# Reading characters on license plate

### Initialization

In [2]:
# Import packages
import torch
import torch.nn as nn
import torchvision.models as models
from PIL import Image
from torchvision import transforms

In [3]:
# Pipeline to prepare the images to feed the model

# Define image size
IMAGE_HEIGHT = 263 
IMAGE_WIDTH = 800  

# Define the transformations
preprocess = transforms.Compose([
    transforms.Resize((IMAGE_HEIGHT, IMAGE_WIDTH)),  # Resize image
    transforms.ToTensor(),  # Convert image to a tensor
    transforms.Normalize(mean=[0.485, 0.456, 0.406],  # Normalize with ImageNet mean
                         std=[0.229, 0.224, 0.225])  # Normalize with ImageNet std
])

def process_img(img):
    # Load the image
    image = Image.open(img).convert('RGB')  # Ensure it's RGB

    # Apply transformations
    image_tensor = preprocess(image)

    # Add a batch dimension (for a single image)
    image_tensor = image_tensor.unsqueeze(0)  # Shape: [1, 3, 80, 224]

    return image_tensor

### Implement model

In [4]:
# Usage of the pre-trained model VGG16

# Define the number of classes and length of the license plate
NUM_CLASSES = 36   # 26 letters + 10 digits for alphanumeric characters
NUM_CHARACTERS = 7 # License plates have 7 characters

# Load the pre-trained VGG16 model and freeze its earlier layers
vgg16 = models.vgg16(weights='VGG16_Weights.DEFAULT')
for param in vgg16.features.parameters():
    param.requires_grad = False

# Helper function to compute the flattened output size after passing through VGG16
def get_flattened_size(input_height, input_width):    
    dummy_input = torch.rand(1, 3, input_height, input_width)
    with torch.no_grad():
        features = vgg16.features(dummy_input)
    flattened_size = features.view(1, -1).size(1)
    return flattened_size

# Get the flattened size for the given image dimensions
flattened_size = get_flattened_size(IMAGE_HEIGHT, IMAGE_WIDTH)

In [6]:
# Model

class ReadPlate(nn.Module):
    def __init__(self, flattened, num_characters, num_classes):
        super(ReadPlate, self).__init__()
        self.num_characters = num_characters
        self.num_classes = num_classes
        
        # Use the pretrained VGG16 model up to the feature extractor        
        self.vgg16_features = nn.Sequential(*list(vgg16.features.children()))
        
        # Fully connected layers after the VGG16 feature extraction
        self.fc = nn.Sequential(
            nn.Flatten(),
            nn.Linear(flattened, 512),
            nn.ReLU(),
            nn.Linear(512, num_characters * num_classes),  # Predict all characters at once
            nn.LogSoftmax(dim=1)
        )        

    def forward(self, x):
        # Pass through VGG16 feature extractor
        x = self.vgg16_features(x)
        x = x.view(x.size(0), -1)  # Flatten
        
        # Pass through fully connected layers
        x = self.fc(x)
        
        # Reshape output to (batch_size, num_characters, num_classes)
        x = x.view(-1, self.num_characters, self.num_classes)        
        return x  
    

model = ReadPlate(flattened=flattened_size, num_characters=NUM_CHARACTERS, num_classes=NUM_CLASSES)
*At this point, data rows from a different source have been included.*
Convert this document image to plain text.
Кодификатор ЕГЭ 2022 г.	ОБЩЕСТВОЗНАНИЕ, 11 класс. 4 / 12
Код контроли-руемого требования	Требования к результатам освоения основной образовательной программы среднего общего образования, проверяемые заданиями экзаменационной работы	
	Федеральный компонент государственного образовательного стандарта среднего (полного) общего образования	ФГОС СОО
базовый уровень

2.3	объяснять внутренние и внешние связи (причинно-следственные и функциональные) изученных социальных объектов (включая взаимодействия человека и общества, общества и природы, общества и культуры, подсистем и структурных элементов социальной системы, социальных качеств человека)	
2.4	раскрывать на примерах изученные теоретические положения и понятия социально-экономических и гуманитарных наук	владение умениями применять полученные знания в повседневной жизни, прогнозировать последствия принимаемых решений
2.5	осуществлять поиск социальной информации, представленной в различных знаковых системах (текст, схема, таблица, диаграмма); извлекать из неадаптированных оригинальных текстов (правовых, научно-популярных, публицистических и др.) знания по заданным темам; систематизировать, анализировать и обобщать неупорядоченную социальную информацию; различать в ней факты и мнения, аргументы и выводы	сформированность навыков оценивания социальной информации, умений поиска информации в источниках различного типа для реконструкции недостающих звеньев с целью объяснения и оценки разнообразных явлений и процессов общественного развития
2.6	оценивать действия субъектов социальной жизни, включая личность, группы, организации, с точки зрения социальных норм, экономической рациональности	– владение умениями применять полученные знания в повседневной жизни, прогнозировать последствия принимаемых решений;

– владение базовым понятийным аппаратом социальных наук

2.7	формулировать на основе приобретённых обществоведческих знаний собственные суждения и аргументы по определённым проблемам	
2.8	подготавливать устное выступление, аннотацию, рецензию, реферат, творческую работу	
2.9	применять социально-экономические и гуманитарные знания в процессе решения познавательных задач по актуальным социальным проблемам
Source: https://github.com/ramyh08/Licence-Plate-recognition-CNN/tree/main

### Inference

In [11]:
# Perform inference over an image

img = 'C:/Users/User/Desktop/Assignatures/Vision and Learning/License Plate/vision-and-learning/P_G_12492604_01539.jpeg'
img_tensor = process_img(img) 
model_output = model(img_tensor)

characters = 'ABCDEFGHIJKLMNOPQRSTUVWXYZ0123456789'
licenses = []

for element in model_output:    
    # Get the index of the highest probability class for each character
    pred = torch.argmax(element, dim=1) 
    license_plate = ''

    for character in pred:    
        # Map the predicted class index to the corresponding character
        predicted_character = characters[character.item()]          
        license_plate += predicted_character 
    licenses.append(license_plate)

print(f"Predicted License Plate: {licenses}")

Predicted License Plate: ['WVXMKA7']